Sea otters are cute as heck, but they have an even more important quality
In case you needed another reason to love these hand-holding marine mammals.
Rescue and rehabilitation of stranded or injured wild animals is one tool at our disposal to protect endangered or threatened species, and in the U.S. it has helped conserve marine animals like the Hawaiian monk seal and Florida manatees. Zoos and aquariums substantially contribute to these efforts.
New research out of the Monterey Bay Aquarium, published in the journal Oryx, highlights just how important — not to mention downright adorable — this work can be.
Sea otters are called “keystone” species, meaning that they are the linchpin that holds their ecosystem’s food web together. A long-running line of ecological research has found that when sea otters are present in coastal ecosystems, populations of sea urchins (one of their favorite foods) are kept in check, allowing marine kelp forests to proliferate. This is a balanced, healthy coastal ecosystem. But when sea otters disappear, sea urchin numbers explode, they eat all the kelp, and the coast starts to look pretty bleak.
This story originally appeared on Massive Science, an editorial partner site that publishes science stories by scientists. Subscribe to their newsletter to get even more science sent straight to you.
Sea otter populations are still recovering from the effects of hunting for the fur trade in the 18th and 19th centuries, and their protection remains an important objective for California’s Monterey Bay Aquarium. Between 2002 and 2015, a team of aquarium scientists, led by Karl Mayer, rescued 37 stranded and orphaned sea otter pups along the coast. They brought them back to the aquarium and gave them to captive female otters to raise as their own. After the pups were weaned, they were released into the Elkhorn Slough wetland, an estuary that is managed by state and federal natural resource agencies.

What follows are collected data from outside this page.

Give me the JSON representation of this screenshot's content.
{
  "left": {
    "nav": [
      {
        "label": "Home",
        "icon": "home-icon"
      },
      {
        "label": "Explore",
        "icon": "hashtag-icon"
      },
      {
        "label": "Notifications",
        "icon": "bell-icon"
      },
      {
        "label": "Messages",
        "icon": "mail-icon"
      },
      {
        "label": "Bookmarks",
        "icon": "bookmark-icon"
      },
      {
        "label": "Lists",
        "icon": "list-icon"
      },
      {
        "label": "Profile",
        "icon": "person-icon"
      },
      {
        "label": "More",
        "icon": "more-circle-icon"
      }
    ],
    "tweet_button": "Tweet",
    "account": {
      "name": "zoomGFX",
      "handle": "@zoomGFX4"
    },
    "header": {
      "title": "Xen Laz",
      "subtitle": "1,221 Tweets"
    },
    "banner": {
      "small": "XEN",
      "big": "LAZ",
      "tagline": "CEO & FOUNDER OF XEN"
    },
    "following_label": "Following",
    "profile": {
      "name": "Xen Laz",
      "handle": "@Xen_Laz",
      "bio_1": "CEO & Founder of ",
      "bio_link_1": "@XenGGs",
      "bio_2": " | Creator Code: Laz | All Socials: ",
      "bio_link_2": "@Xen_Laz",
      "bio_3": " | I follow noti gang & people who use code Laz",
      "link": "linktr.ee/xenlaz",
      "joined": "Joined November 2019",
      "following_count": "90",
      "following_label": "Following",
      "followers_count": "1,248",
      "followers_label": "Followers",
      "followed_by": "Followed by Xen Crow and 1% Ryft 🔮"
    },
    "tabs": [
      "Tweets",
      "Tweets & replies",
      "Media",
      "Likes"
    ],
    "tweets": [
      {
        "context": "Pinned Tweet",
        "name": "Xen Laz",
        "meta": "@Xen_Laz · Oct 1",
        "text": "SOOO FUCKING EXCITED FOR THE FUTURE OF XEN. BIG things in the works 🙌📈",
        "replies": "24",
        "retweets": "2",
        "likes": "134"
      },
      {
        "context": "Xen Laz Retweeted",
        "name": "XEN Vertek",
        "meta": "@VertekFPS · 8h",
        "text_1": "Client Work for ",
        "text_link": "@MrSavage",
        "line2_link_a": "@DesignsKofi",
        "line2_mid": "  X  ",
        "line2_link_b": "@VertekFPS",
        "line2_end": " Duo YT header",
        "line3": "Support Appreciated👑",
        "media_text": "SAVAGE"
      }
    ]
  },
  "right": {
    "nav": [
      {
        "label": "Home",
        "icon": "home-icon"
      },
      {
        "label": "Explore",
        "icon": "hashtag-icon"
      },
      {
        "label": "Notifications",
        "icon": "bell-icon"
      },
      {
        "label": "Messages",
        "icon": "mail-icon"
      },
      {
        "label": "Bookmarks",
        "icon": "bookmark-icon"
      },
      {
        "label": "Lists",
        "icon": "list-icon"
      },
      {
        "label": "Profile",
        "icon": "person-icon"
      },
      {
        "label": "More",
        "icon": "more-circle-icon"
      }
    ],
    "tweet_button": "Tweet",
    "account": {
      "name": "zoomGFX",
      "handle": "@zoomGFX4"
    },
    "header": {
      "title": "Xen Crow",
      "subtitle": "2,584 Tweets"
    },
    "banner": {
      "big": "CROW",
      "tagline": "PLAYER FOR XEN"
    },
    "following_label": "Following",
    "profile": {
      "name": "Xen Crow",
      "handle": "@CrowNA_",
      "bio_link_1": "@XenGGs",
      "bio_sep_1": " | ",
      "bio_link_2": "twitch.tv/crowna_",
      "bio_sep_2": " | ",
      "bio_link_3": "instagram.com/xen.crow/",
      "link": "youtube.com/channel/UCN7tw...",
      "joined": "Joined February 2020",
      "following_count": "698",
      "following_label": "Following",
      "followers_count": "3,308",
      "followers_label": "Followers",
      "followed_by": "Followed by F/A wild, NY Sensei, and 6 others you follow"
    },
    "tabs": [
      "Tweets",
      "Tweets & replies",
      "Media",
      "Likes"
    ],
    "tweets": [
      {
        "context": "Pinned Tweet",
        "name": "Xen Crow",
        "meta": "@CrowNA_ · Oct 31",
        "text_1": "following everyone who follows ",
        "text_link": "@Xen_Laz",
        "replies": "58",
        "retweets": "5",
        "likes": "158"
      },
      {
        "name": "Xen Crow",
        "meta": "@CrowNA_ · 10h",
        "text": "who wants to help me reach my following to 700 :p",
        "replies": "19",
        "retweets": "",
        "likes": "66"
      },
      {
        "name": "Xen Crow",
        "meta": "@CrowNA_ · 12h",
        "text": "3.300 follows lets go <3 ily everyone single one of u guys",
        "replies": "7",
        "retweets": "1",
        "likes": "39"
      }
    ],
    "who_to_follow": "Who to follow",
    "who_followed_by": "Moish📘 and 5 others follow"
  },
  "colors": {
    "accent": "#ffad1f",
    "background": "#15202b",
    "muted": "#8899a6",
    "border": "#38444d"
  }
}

This in itself was a great success, but Mayer and his team wondered about the fate of these released pups and how much they contributed to their newly adopted wild population — an important mark of how successful the aquarium’s rehabilitation and reintroduction project truly is.
They found that released female otters reproduced at the same rate as fully wild otters, an encouraging sign that reintroduction can contribute to a healthy wild sea otter population. In fact, over the lifetime of their study, the reintroduced females and their own wild pups accounted for 55% of the growth of the Elkhorn Slough sea otter population! This is fantastic news for California’s sea otters, and shows how captive animals can contribute to conservation of their wild counterparts.
You probably didn’t need another reason to love sea otters, with their hilarious old-man whiskers and their penchant for hand-holding, but let’s add this conservation triumph to the list, anyway.